Et « par nécessité, car l’UE n’est pas entièrement unie et donc manifestement pas préparée à un tel niveau d’imprévisibilité » de la part du futur président américain.
Le Groenland était pourtant l’occasion d’envoyer un « signal de mobilisation » des Européens, car « la seule position de force est à 27 », juge de son côté Elvire Fabry, de l’Institut Jacques Delors. Particulièrement au moment où Donald Trump menace l’Europe de droits de douane.
« Cette stratégie consistant à attendre et voir ne peut pas être une stratégie durable sur le long terme », avertit de son côté Vassilis Ntousas.
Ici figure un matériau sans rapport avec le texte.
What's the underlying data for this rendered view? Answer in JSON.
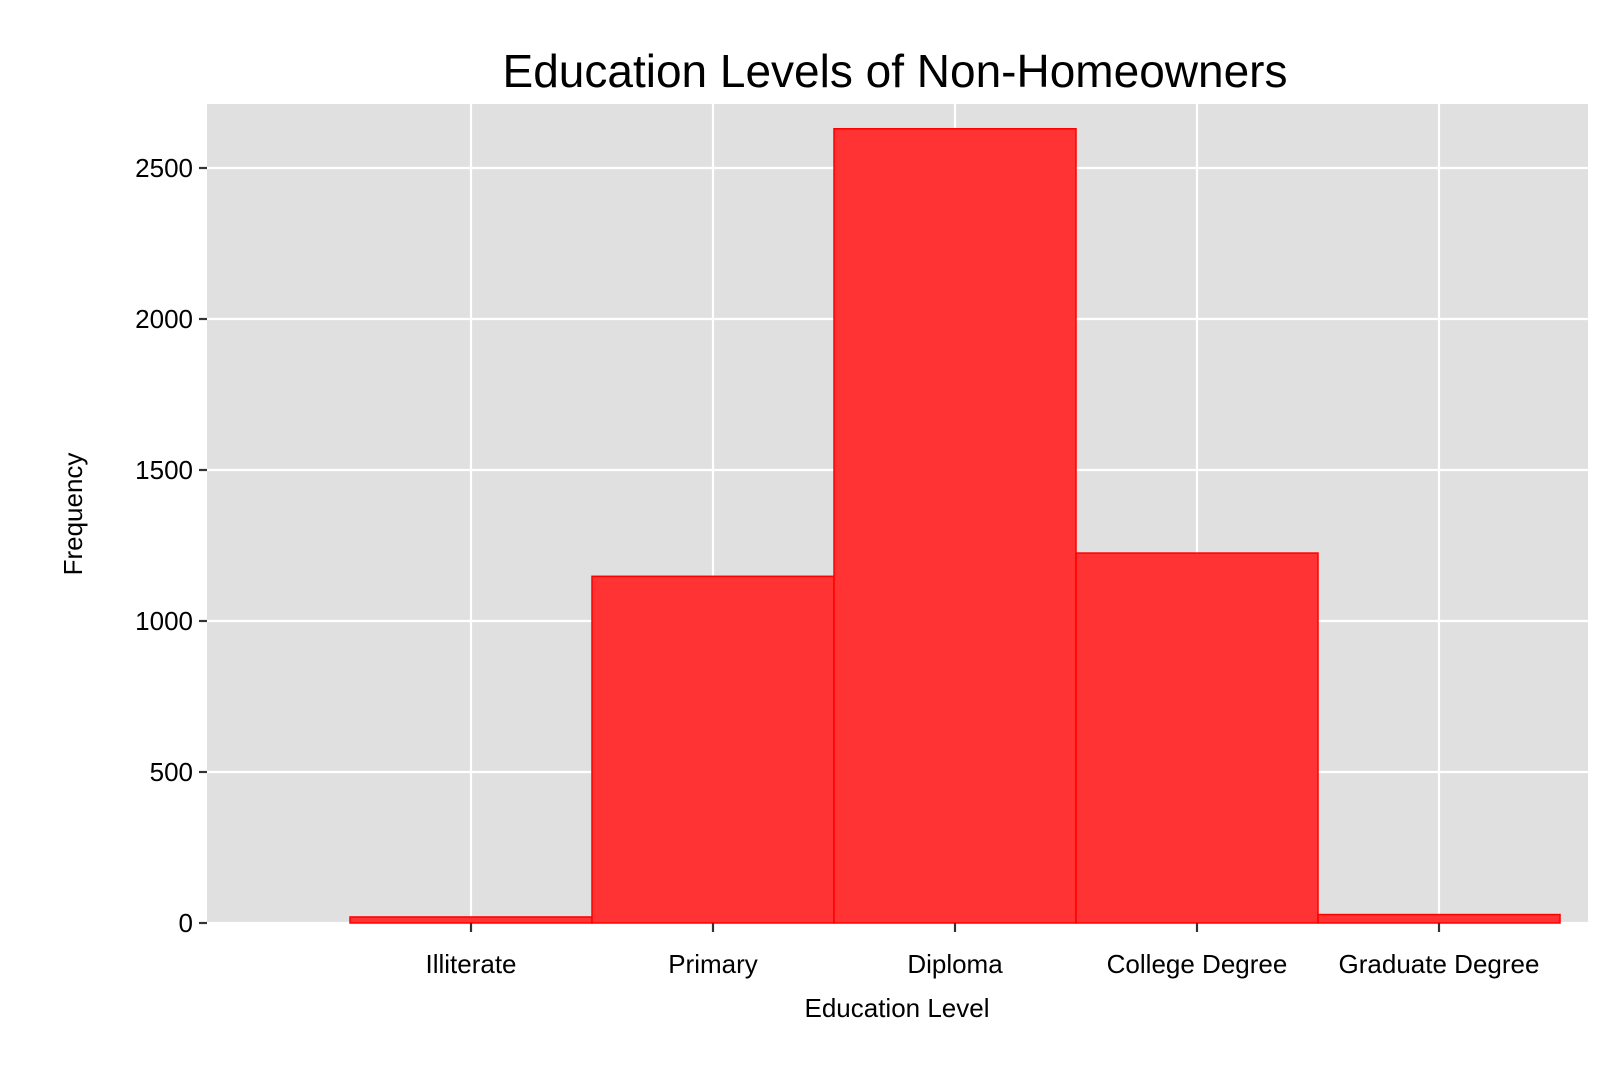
{
  "chart_data": {
    "type": "bar",
    "title": "Education Levels of Non-Homeowners",
    "xlabel": "Education Level",
    "ylabel": "Frequency",
    "categories": [
      "Illiterate",
      "Primary",
      "Diploma",
      "College Degree",
      "Graduate Degree"
    ],
    "values": [
      20,
      1148,
      2630,
      1225,
      28
    ],
    "ylim": [
      0,
      2700
    ],
    "yticks": [
      0,
      500,
      1000,
      1500,
      2000,
      2500
    ],
    "grid": true,
    "legend": "none",
    "colors": {
      "bar_fill": "#ff3333",
      "bar_stroke": "#ff0000",
      "panel_background": "#e0e0e0",
      "grid": "#ffffff"
    }
  }
}
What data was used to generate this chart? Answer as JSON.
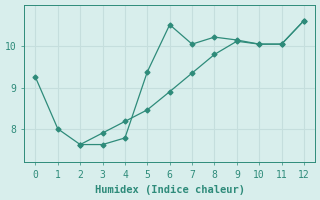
{
  "line1_x": [
    0,
    1,
    2,
    3,
    4,
    5,
    6,
    7,
    8,
    9,
    10,
    11,
    12
  ],
  "line1_y": [
    9.25,
    8.0,
    7.62,
    7.62,
    7.78,
    9.38,
    10.52,
    10.05,
    10.22,
    10.15,
    10.05,
    10.05,
    10.62
  ],
  "line2_x": [
    2,
    3,
    4,
    5,
    6,
    7,
    8,
    9,
    10,
    11,
    12
  ],
  "line2_y": [
    7.62,
    7.9,
    8.18,
    8.46,
    8.9,
    9.35,
    9.8,
    10.12,
    10.05,
    10.05,
    10.62
  ],
  "line_color": "#2e8b7a",
  "bg_color": "#d8eeec",
  "grid_color": "#c5dedd",
  "xlabel": "Humidex (Indice chaleur)",
  "xlim": [
    -0.5,
    12.5
  ],
  "ylim": [
    7.2,
    11.0
  ],
  "xticks": [
    0,
    1,
    2,
    3,
    4,
    5,
    6,
    7,
    8,
    9,
    10,
    11,
    12
  ],
  "yticks": [
    8,
    9,
    10
  ],
  "marker": "D",
  "markersize": 2.5,
  "linewidth": 0.9,
  "xlabel_fontsize": 7.5,
  "tick_fontsize": 7
}
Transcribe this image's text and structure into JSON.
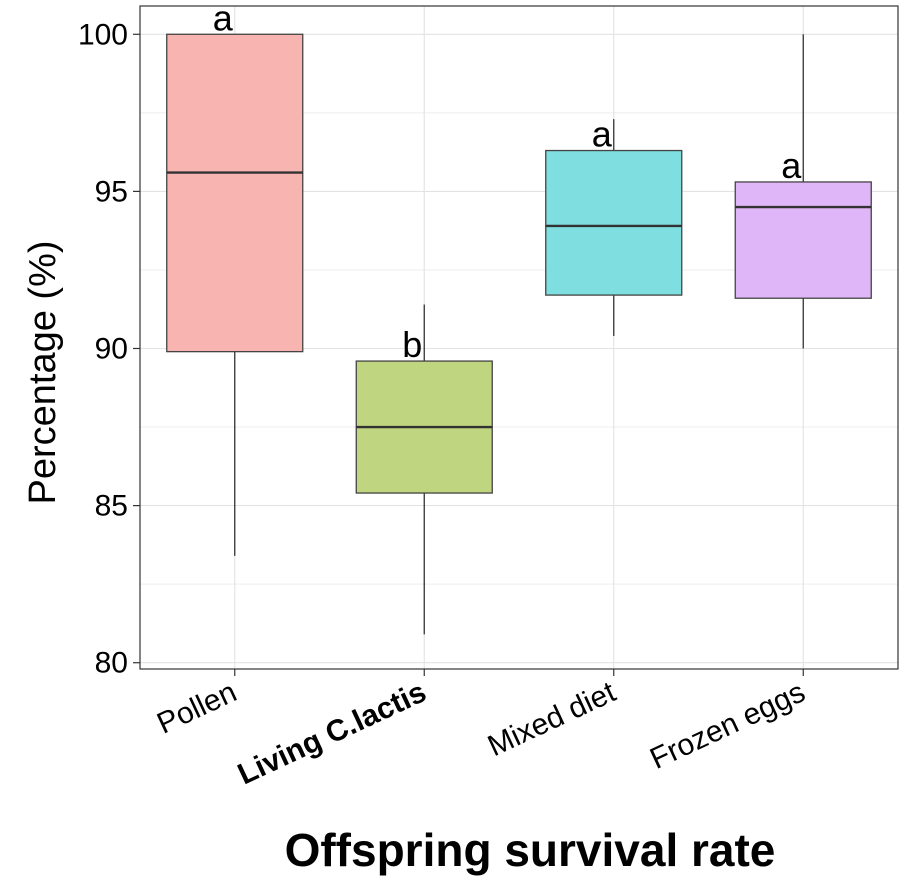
{
  "chart_data": {
    "type": "box",
    "title": "Offspring survival rate",
    "ylabel": "Percentage (%)",
    "xlabel": "",
    "ylim": [
      79.8,
      100.9
    ],
    "yticks": [
      80,
      85,
      90,
      95,
      100
    ],
    "grid": true,
    "categories": [
      "Pollen",
      "Living C.lactis",
      "Mixed diet",
      "Frozen eggs"
    ],
    "boxes": [
      {
        "category": "Pollen",
        "min": 83.4,
        "q1": 89.9,
        "median": 95.6,
        "q3": 100,
        "max": 100,
        "label": "a",
        "color": "#f8b4b0",
        "bold_label": false
      },
      {
        "category": "Living C.lactis",
        "min": 80.9,
        "q1": 85.4,
        "median": 87.5,
        "q3": 89.6,
        "max": 91.4,
        "label": "b",
        "color": "#c0d580",
        "bold_label": true
      },
      {
        "category": "Mixed diet",
        "min": 90.4,
        "q1": 91.7,
        "median": 93.9,
        "q3": 96.3,
        "max": 97.3,
        "label": "a",
        "color": "#7edee0",
        "bold_label": false
      },
      {
        "category": "Frozen eggs",
        "min": 90,
        "q1": 91.6,
        "median": 94.5,
        "q3": 95.3,
        "max": 100,
        "label": "a",
        "color": "#dfb6f8",
        "bold_label": false
      }
    ]
  }
}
Pourtant, l’UE temporise, d’autant plus qu’elle attend avec anxiété ce que Donald Trump va décider sur l’Ukraine. Sans le soutien américain, que le milliardaire américain a menacé d’interrompre, Kiev redoute une défaite sur le champ de bataille ou à la table de négociations. Et reste sceptique sur la capacité des Européens à la soutenir sans l’appui américain.
Le 20 janvier, il s’agira d' »un moment où nous devrons coopérer encore plus, compter encore plus les uns sur les autres et obtenir ensemble des résultats encore plus importants », a réaffirmé jeudi à Ramstein en Allemagne le président ukrainien Volodymyr Zelensky.